With respect to vectors
Let \(\mathbf{x} \in \mathbb{R}^n\). Then, \(\frac{\partial f}{\partial \mathbf{x}} = [\frac{\partial f}{\partial x_1}, \cdots, \frac{\partial f}{\partial x_n}]\) or the transpose of the gradient, i.e \(\frac{\partial f}{\partial \mathbf{x}} = (\nabla f)^T\).
Some common examples are given below:
- If \(f(\mathbf{x}) = \frac{1}{2}\mathbf{x}^T\mathbf{A}\mathbf{x}\) then \(f'(\mathbf{x})=\frac{1}{2}(\mathbf{A}+\mathbf{A}^T)\mathbf{x}\) and \(f''(\mathbf{x})=\frac{1}{2}(\mathbf{A}+\mathbf{A}^T)\).

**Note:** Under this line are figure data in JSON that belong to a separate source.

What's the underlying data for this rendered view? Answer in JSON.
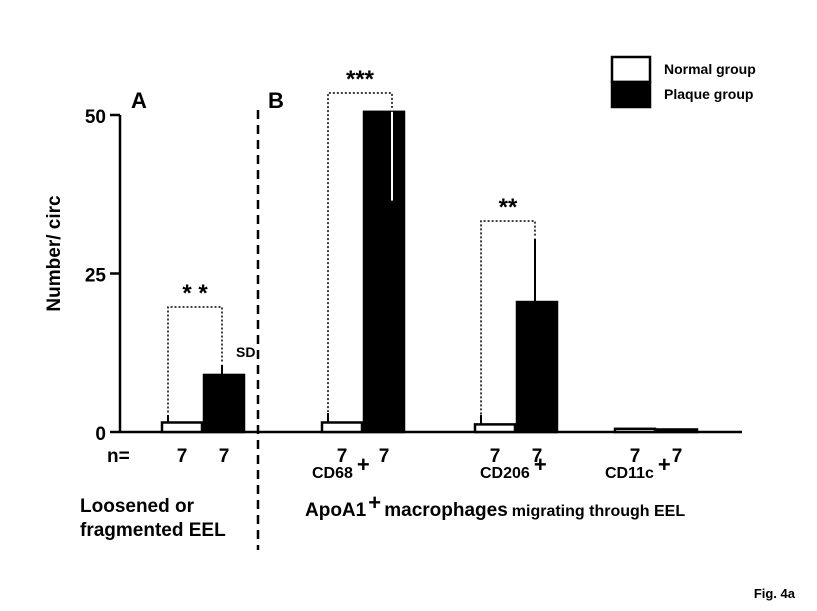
{
  "chart_data": {
    "type": "bar",
    "panels": [
      {
        "label": "A",
        "groups": [
          {
            "category_lines": [
              "Loosened or",
              "fragmented EEL"
            ],
            "normal": 1.5,
            "normal_sd": 1.2,
            "plaque": 9,
            "plaque_sd": 1.6,
            "n_normal": "7",
            "n_plaque": "7",
            "significance": "* *",
            "sd_label": "SD"
          }
        ]
      },
      {
        "label": "B",
        "groups": [
          {
            "category": "CD68",
            "sup": "+",
            "normal": 1.5,
            "normal_sd": 1.5,
            "plaque": 50.5,
            "plaque_sd": 14,
            "n_normal": "7",
            "n_plaque": "7",
            "significance": "***",
            "sd_label": "SD"
          },
          {
            "category": "CD206",
            "sup": "+",
            "normal": 1.2,
            "normal_sd": 1.5,
            "plaque": 20.5,
            "plaque_sd": 10,
            "n_normal": "7",
            "n_plaque": "7",
            "significance": "**"
          },
          {
            "category": "CD11c",
            "sup": "+",
            "normal": 0.5,
            "normal_sd": 0,
            "plaque": 0.4,
            "plaque_sd": 0,
            "n_normal": "7",
            "n_plaque": "7",
            "significance": ""
          }
        ],
        "title_parts": [
          "ApoA1",
          "+",
          " macrophages",
          "migrating through EEL"
        ]
      }
    ],
    "ylabel": "Number/ circ",
    "ylim": [
      0,
      50
    ],
    "yticks": [
      "0",
      "25",
      "50"
    ],
    "n_label": "n=",
    "series": [
      {
        "name": "Normal group",
        "color": "#ffffff"
      },
      {
        "name": "Plaque group",
        "color": "#000000"
      }
    ],
    "legend_position": "top-right",
    "grid": false
  },
  "figure_label": "Fig. 4a"
}
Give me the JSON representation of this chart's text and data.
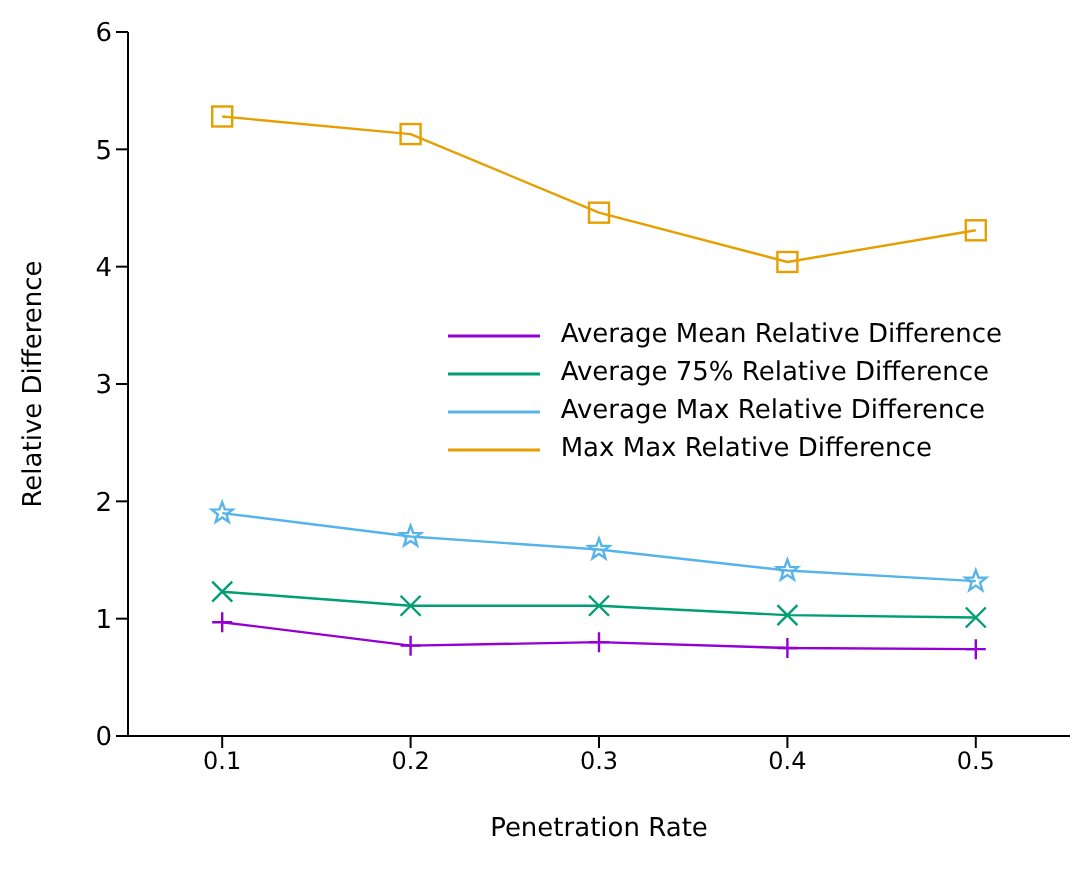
{
  "chart_data": {
    "type": "line",
    "xlabel": "Penetration Rate",
    "ylabel": "Relative Difference",
    "x": [
      0.1,
      0.2,
      0.3,
      0.4,
      0.5
    ],
    "xlim": [
      0.05,
      0.55
    ],
    "xticks": [
      0.1,
      0.2,
      0.3,
      0.4,
      0.5
    ],
    "ylim": [
      0,
      6
    ],
    "yticks": [
      0,
      1,
      2,
      3,
      4,
      5,
      6
    ],
    "grid": false,
    "legend": "right",
    "series": [
      {
        "name": "Average Mean Relative Difference",
        "color": "#9400d3",
        "marker": "cross",
        "values": [
          0.97,
          0.77,
          0.8,
          0.75,
          0.74
        ]
      },
      {
        "name": "Average 75% Relative Difference",
        "color": "#009e73",
        "marker": "x",
        "values": [
          1.23,
          1.11,
          1.11,
          1.03,
          1.01
        ]
      },
      {
        "name": "Average Max Relative Difference",
        "color": "#56b4e9",
        "marker": "star",
        "values": [
          1.9,
          1.7,
          1.59,
          1.41,
          1.32
        ]
      },
      {
        "name": "Max Max Relative Difference",
        "color": "#e69f00",
        "marker": "square",
        "values": [
          5.28,
          5.13,
          4.46,
          4.04,
          4.31
        ]
      }
    ]
  }
}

- If \(f(\mathbf{w}) = \frac{1}{2}||\mathbf{y}-\mathbf{X}\mathbf{w}||^2\) then \(f'(\mathbf{w})=\mathbf{X}^T(\mathbf{X}\mathbf{w}-\mathbf{y})\) and \(f''(\mathbf{w})=\mathbf{X}^T\mathbf{X}\).
With respect to matrices
Let \(\mathbf{W} \in \mathbb{R}^{m \times n}\), then \(\frac{\partial f}{\partial \mathbf{W}} = \begin{bmatrix} \frac{\partial f}{\partial \mathbf{W}_{11}} & \dots & \frac{\partial f}{\partial \mathbf{W}_{1n}}\\ \vdots & \ddots & \vdots\\ \frac{\partial f}{\partial \mathbf{W}_{m1}} & \dots & \frac{\partial f}{\partial \mathbf{W}_{mn}} \end{bmatrix}\)
Differentiating Vectors
Let \(\mathbf{f} : \mathbb{R}^m \rightarrow \mathbb{R}^n\).
With respect to vectors
This gives the Jacobian.
With respect to matrices
Let, \(\mathbf{W} \in \mathbb{R}^{n\times m}\), then \(\frac{\partial \mathbf{f}}{\partial \mathbf{W}} \in \mathbb{R}^{n \times m \times n}\) *, in practice we compute \(\frac{\partial \mathbf{f}_k}{\partial \mathbf{W}_{ij}}\) separately.